Multifamily (five or more units) starts in September were at an annualized rate of 150,000 units, a 6.8 percent drop compared with August. But compared with the same month in 2009, the September 2010 rate represents a 114.3 percent increase. New multifamily construction was at an annualized rate of 70,000 units a year ago, and through the end of 2009 and 2010 never rose above 100,000 units until April 2010. So for August has been the most robust month for U.S. multifamily development in 2010.
The issuance of building permits for multifamily construction, a leading indicator for the industry, likewise dropped in September compared with August, from an annualized rate of permits for 150,000 units to 110,000, a decline of 26 percent. Compared with September 2009, however, permitting dropped only 0.9 percent.
The numbers seem to indicate some interest in multifamily development, but perhaps not as much as would be expected, considering that rents and occupancies have both started to rise, and that demographics favor increase demand for apartments in the coming years. “Multifamily housing starts have rebounded significantly from the recession-induced lows of last fall and winter, but they’re only at half the average level for the 1997 to 2007 period,” Mark Obrinsky, chief economist and vice president of research of the National Multi Housing Council, tells MHN.

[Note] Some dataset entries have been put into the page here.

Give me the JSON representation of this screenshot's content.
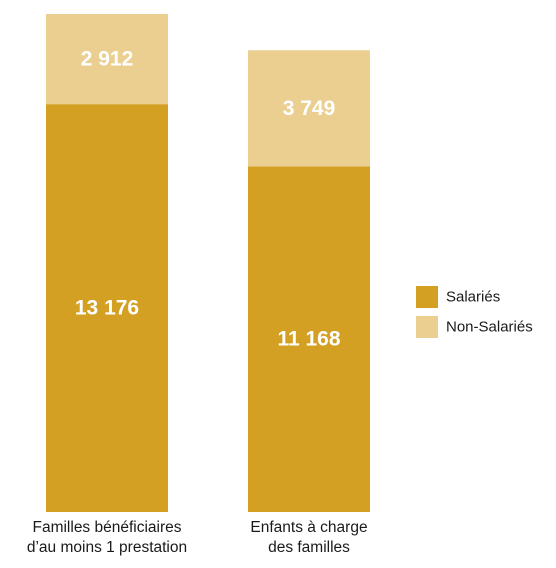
{
  "chart_data": {
    "type": "bar",
    "stacked": true,
    "categories": [
      [
        "Familles bénéficiaires",
        "d’au moins 1 prestation"
      ],
      [
        "Enfants à charge",
        "des familles"
      ]
    ],
    "series": [
      {
        "name": "Salariés",
        "values": [
          13176,
          11168
        ],
        "labels": [
          "13 176",
          "11 168"
        ],
        "color": "#d4a024"
      },
      {
        "name": "Non-Salariés",
        "values": [
          2912,
          3749
        ],
        "labels": [
          "2 912",
          "3 749"
        ],
        "color": "#ebcf90"
      }
    ],
    "title": "",
    "xlabel": "",
    "ylabel": "",
    "grid": false,
    "legend": "right"
  }
}
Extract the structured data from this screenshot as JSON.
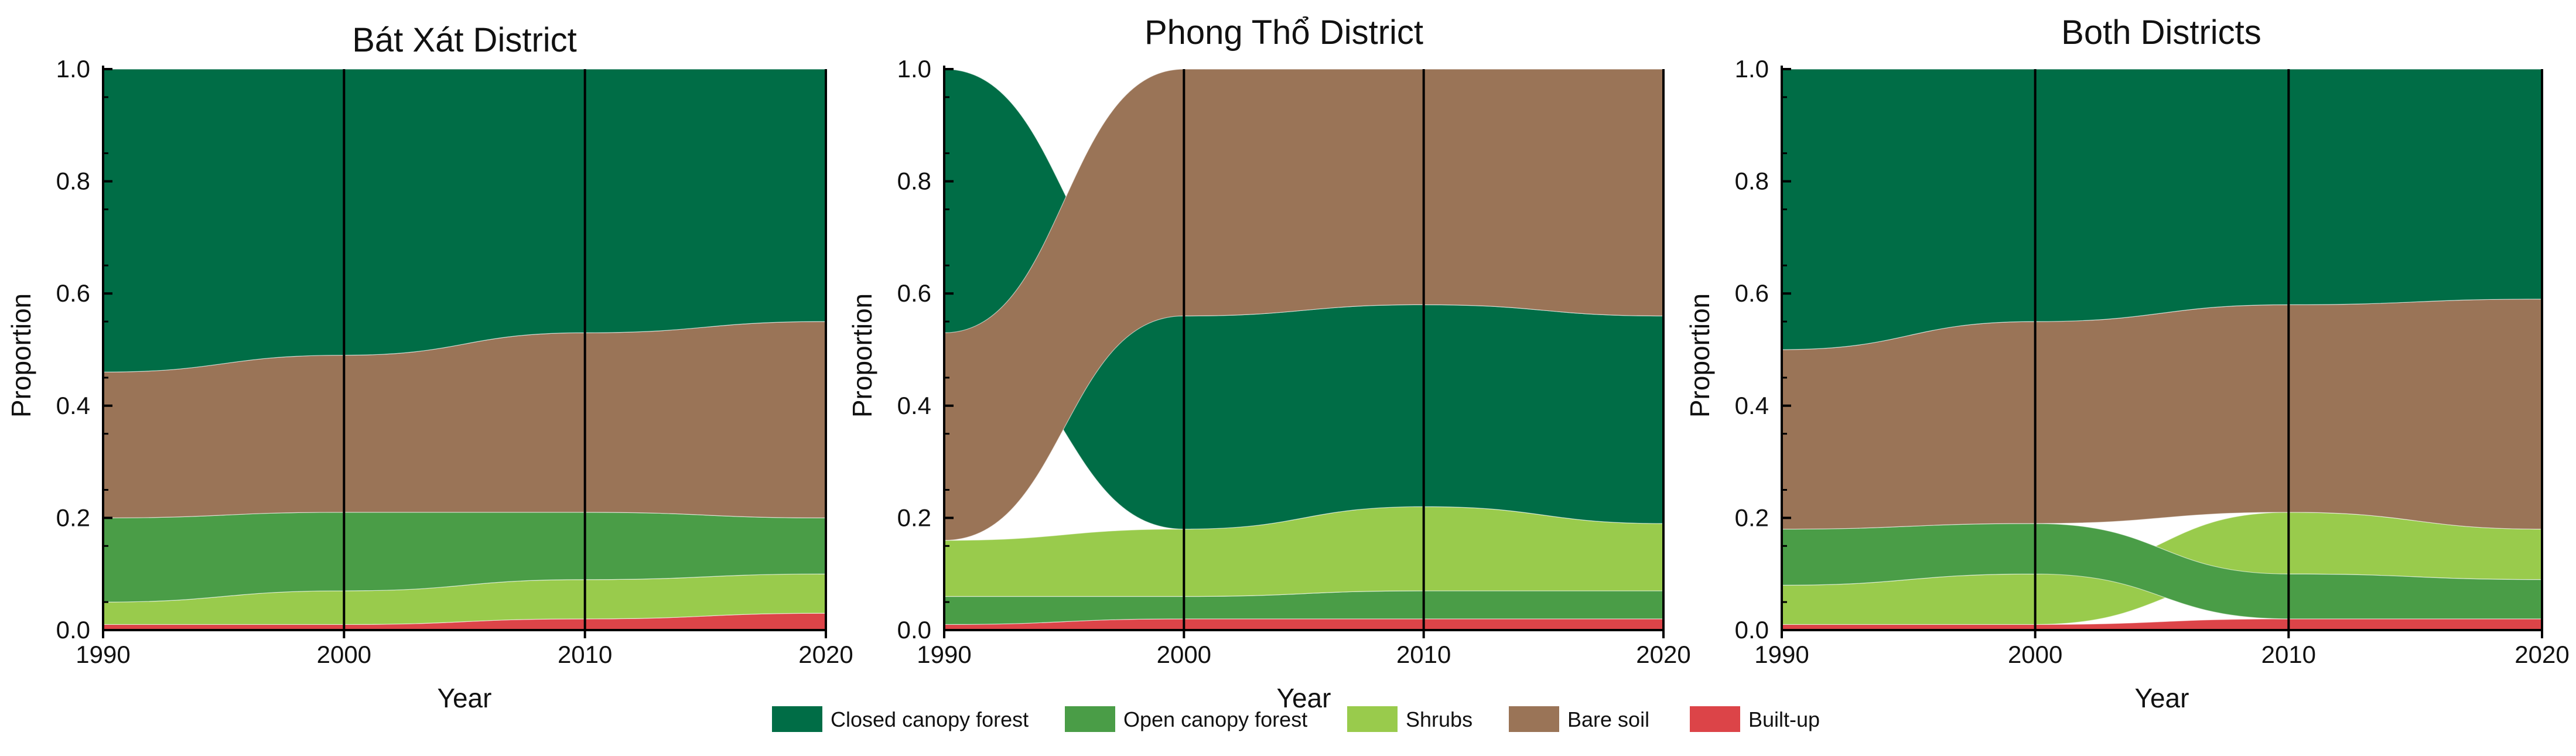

“Tighter apartment market conditions has led to greater development in some regions, but in much of the country replacement costs remain higher than sales prices,” Obrinsky continues. “That, along with still-tight debt finance, has kept new construction below the level needed to keep pace with the expected demand increase over the next five to 10 years.”
Keegan J. Bonebrake, managing director of the Chicago-based Borne Co., a multifamily specialist, generally agrees with that assessment. “The correlation between starts and confidence should be strong, yet as a provider of multifamily services to all layers of the capital stack, we see investment and corresponding development activity controlled by a fraction of the sector,” he tells MHN. “Although we have seen an increase in demand from capital sources, the actual number of completed transactions is still limited by the disconnect between buyers, sellers and funding sources.”